A similar argument applies to the size of the capital stock. It can be maintained that design improvements increase the efficiency of capital goods so that a dollar’s worth of machinery purchased today may be much more efficient than a dollar’s worth of depreciated machinery purchased yesterday. The rate of growth of the capital stock measured so as to take account of quality improvements will be greater than the rate of growth of the capital stock measured in a way that neglects the differences between “vintages.”


Some economists have stressed “economies of scale.” For example, if an increase in the use of capital and labour leads to a greater than proportionate increase in output, this is said to result from economies of scale. Economies of scale may arise because an expansion of the market justifies a radical change in productive techniques. These new techniques may be so much more efficient that the returns in the way of increased output are much greater proportionately than the increase in inputs.
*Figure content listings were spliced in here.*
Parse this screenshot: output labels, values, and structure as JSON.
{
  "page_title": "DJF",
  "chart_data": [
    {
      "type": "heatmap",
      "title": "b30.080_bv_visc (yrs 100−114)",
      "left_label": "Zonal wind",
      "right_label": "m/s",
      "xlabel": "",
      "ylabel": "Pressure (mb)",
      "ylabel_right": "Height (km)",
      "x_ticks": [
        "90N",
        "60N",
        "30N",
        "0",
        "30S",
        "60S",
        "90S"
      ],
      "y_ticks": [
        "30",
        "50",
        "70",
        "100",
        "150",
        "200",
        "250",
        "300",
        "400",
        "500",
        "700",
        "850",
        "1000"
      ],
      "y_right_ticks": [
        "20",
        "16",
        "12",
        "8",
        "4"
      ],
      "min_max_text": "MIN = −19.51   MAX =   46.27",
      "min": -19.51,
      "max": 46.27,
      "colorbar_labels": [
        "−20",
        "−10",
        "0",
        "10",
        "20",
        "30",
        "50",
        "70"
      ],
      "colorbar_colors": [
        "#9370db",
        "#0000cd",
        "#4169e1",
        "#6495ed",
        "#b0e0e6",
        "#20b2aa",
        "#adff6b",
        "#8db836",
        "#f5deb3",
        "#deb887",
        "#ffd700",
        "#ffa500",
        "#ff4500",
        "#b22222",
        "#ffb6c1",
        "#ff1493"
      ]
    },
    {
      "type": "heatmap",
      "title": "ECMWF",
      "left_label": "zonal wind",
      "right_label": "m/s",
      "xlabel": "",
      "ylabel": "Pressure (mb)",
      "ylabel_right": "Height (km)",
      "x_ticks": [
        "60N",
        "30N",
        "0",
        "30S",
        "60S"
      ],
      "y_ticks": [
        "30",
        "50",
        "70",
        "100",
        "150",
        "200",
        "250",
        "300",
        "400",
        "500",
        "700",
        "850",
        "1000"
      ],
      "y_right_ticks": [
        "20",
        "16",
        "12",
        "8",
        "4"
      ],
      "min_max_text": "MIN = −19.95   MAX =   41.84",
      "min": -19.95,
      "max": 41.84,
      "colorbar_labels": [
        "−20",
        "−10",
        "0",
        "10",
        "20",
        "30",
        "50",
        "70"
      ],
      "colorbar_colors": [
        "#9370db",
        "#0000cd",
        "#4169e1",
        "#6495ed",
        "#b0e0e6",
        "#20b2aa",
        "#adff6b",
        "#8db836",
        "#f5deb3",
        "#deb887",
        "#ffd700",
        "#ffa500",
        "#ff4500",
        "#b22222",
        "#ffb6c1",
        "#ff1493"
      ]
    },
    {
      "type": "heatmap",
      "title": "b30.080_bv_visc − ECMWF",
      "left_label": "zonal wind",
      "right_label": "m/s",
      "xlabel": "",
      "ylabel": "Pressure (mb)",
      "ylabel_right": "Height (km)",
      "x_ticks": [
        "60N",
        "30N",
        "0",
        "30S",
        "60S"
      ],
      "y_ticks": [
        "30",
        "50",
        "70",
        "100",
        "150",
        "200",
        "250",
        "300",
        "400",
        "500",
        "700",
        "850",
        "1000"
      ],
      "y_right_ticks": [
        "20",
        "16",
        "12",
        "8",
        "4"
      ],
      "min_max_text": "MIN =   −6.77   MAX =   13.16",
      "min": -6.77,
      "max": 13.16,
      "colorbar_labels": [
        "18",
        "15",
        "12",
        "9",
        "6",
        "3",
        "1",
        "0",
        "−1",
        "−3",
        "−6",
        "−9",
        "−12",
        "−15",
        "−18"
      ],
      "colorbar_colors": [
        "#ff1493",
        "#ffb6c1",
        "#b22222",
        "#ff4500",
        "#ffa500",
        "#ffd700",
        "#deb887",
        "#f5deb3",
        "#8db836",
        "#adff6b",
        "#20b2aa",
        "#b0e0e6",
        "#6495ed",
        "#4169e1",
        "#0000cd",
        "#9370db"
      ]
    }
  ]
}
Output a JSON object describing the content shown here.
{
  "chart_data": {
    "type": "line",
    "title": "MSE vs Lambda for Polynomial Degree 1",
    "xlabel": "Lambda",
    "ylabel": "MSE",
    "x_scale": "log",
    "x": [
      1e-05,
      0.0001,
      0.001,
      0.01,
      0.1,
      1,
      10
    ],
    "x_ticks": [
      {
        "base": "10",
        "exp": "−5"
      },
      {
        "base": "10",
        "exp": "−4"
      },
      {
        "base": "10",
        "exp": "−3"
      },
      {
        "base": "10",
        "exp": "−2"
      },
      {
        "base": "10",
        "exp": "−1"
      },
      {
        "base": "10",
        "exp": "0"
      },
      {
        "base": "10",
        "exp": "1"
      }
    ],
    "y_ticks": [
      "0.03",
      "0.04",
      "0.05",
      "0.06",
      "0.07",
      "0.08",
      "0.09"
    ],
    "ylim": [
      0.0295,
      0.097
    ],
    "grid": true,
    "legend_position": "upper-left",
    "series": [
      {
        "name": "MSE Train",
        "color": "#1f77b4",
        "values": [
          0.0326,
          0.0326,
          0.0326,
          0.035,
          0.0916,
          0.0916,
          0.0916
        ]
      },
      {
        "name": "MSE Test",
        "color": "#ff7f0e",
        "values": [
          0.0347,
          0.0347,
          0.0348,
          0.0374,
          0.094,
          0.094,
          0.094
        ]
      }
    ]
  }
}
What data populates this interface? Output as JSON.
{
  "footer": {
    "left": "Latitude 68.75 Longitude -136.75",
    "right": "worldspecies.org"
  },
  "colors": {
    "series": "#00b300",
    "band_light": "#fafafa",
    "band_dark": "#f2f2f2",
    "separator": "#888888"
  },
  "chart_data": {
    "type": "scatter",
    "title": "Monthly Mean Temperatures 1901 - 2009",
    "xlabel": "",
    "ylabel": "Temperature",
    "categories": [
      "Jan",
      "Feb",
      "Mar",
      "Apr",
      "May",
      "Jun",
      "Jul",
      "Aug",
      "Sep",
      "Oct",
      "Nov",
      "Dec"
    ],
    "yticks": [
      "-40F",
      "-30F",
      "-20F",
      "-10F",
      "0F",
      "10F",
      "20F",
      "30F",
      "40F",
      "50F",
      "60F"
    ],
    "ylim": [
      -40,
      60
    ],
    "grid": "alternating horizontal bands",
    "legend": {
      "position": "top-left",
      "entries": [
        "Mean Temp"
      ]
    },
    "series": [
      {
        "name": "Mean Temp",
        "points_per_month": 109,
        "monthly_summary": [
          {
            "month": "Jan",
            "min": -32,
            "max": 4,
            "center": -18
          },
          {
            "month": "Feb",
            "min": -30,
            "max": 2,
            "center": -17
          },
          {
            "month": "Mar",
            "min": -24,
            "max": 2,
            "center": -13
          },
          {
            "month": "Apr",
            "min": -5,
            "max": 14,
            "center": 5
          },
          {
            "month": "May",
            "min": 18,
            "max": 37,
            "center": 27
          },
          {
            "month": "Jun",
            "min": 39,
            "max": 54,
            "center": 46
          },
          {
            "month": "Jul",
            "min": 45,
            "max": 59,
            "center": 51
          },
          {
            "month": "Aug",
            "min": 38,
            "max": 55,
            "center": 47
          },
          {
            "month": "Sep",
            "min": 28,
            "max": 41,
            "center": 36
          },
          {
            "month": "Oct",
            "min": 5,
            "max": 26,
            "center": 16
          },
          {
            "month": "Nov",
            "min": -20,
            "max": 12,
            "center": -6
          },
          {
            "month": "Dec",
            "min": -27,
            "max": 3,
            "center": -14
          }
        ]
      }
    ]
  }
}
Another source of growth and of technical progress in particular has been seen in shifts of demand from low productivity sectors to high productivity sectors, thus causing resources to be reallocated. The most notable movement has been the shift of resources, especially labour, out of agriculture—a traditionally low-productivity sector. Such shifts act to increase the rate of growth of output in ways that cannot be accounted for by simply measuring growth in total inputs. Historically, the allocation of both capital and labour have shifted during the growth process from low productivity sectors to high ones, causing the rate of growth of output to exceed the weighted average of the rates of growth of total inputs.


Entrepreneurship
This historical fact points to an element that has received little attention so far: the influence of entrepreneurship. If the allocation of resources changes during the course of growth and development, it does so under the leadership of an entrepreneurial class. The quality of entrepreneurship is seen by many economists as an important explanation of differences in the rate of technical progress between countries. Decisions must be made somewhere along the line as to whether a new product or process will be introduced. It has been argued that two countries undertaking similar amounts of investment leading to more or less identical rates of growth in the capital stock will not necessarily show the same rate of technical progress. In one country entrepreneurs may be undertaking enterprise investment that has as its aim the introduction of the most advanced types of production techniques, those that will lead to a rapid growth of labour productivity. In the other, because of hesitation or ignorance, the investment program may lead only to marginal changes in productive processes; the resulting growth in labour productivity and GNP will be small. For example, much has been said since World War II about the more aggressive nature of German businessmen as compared to their English counterparts. The emphasis on the role of the entrepreneur in economic growth stems from the theoretical work of the economist Joseph A. Schumpeter, but many others have echoed it.